I feel like my life is a 3-ring circus...
The constant activity of 3 very active little ones keeps me going in 3 different directions...
Bella has been in a gymnastics class for 3 weeks now...she absolutely loves it. LOVES IT. She practices her cartwheels and handstands all of the time...all day...every day...I know she even does them in her sleep.
And while this hour long class is taking place at this huge, amazing gym...I spend my time trying to watch her (because she occasionally looks over to make sure I am)...and then chasing 2 other children in the small area.
I feel like I am in a mud pit trying to chase greased pigs.
That's just 1 hour out of 1 day of the week...in a public place.
At home it is just as crazy.
I hear the word "MOM!" yelled multiple times...even if I am sitting right next to them. I have to be looking right at them for them to stop...

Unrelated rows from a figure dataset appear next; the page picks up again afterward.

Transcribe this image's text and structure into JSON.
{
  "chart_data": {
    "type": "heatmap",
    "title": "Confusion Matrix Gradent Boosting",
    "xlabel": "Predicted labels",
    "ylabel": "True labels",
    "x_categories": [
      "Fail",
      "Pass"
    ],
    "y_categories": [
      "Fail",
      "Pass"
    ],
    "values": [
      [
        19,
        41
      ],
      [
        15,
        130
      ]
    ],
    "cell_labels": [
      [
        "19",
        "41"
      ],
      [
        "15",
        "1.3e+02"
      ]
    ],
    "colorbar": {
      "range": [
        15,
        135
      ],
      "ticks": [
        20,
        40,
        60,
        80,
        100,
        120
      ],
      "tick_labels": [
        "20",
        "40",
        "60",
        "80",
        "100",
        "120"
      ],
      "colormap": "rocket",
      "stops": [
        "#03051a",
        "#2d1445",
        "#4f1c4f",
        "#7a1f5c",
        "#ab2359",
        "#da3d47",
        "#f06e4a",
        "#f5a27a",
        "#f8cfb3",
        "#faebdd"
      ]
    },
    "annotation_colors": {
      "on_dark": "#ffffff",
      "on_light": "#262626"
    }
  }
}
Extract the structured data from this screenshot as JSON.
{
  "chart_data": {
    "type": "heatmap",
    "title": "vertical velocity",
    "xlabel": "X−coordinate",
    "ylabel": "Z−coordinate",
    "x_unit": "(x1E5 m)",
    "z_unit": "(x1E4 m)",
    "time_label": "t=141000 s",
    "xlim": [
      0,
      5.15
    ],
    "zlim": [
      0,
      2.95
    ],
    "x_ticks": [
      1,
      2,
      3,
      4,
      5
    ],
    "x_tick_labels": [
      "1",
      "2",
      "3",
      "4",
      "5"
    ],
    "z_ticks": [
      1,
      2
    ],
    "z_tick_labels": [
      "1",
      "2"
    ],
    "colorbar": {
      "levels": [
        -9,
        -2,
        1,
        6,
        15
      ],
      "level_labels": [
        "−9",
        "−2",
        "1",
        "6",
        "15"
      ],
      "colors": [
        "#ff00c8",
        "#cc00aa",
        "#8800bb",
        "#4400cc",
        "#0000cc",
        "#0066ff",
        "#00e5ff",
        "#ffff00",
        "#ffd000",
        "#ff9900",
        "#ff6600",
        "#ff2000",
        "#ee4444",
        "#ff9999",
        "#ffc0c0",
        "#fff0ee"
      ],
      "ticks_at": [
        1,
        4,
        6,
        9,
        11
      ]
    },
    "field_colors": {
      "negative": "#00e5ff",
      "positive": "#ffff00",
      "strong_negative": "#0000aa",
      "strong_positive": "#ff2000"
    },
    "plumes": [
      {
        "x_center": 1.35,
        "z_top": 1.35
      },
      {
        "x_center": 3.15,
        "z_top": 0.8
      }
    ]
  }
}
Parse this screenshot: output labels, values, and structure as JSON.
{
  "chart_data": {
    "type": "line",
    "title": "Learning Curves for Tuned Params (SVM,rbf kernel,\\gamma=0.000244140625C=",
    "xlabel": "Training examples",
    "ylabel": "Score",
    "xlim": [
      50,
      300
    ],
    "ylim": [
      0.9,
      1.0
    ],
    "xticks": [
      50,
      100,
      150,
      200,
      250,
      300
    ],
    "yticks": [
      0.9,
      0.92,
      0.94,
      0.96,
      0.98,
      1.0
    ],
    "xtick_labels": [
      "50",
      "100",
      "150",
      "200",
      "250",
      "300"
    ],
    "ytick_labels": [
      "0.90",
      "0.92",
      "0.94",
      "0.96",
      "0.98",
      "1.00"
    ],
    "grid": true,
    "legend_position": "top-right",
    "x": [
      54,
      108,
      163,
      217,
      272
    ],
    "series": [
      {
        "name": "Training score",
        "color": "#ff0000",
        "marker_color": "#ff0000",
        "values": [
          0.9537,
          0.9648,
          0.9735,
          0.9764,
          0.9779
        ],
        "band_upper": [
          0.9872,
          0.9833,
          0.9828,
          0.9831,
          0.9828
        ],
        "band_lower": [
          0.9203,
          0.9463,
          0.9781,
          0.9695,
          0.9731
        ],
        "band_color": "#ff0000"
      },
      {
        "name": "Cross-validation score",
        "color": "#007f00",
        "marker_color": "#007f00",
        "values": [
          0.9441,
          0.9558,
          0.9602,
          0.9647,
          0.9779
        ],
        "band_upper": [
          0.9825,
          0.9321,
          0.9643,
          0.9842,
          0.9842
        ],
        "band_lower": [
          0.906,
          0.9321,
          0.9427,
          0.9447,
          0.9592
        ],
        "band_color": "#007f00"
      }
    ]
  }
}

And sweet mother of pearl...if I am trying to attempt something like finish loading the dishwasher or put away the mountain of laundry, someone is going to do their best to prevent that from happening.
Home school is another circus...again with the constant need for me to be right there...giving constant attention...and I feel like my head is spinning in a million directions.
My sweet friend Josie and I talk pretty often...I met her several years ago...when her kids were the ages that my kids are now. She encourages my heart so much. She tells me often of the moments that have become memories.
I know it is not really a circus. I have GREAT kids. They are just active and full of life. They love me and want me to be present for every moment of their days...and if I am not careful now, they will not want me to be a part of their days in the near future.
So, if you see me around...or you call me...or FaceTime me...at least you can be entertained by our 3 ring circus!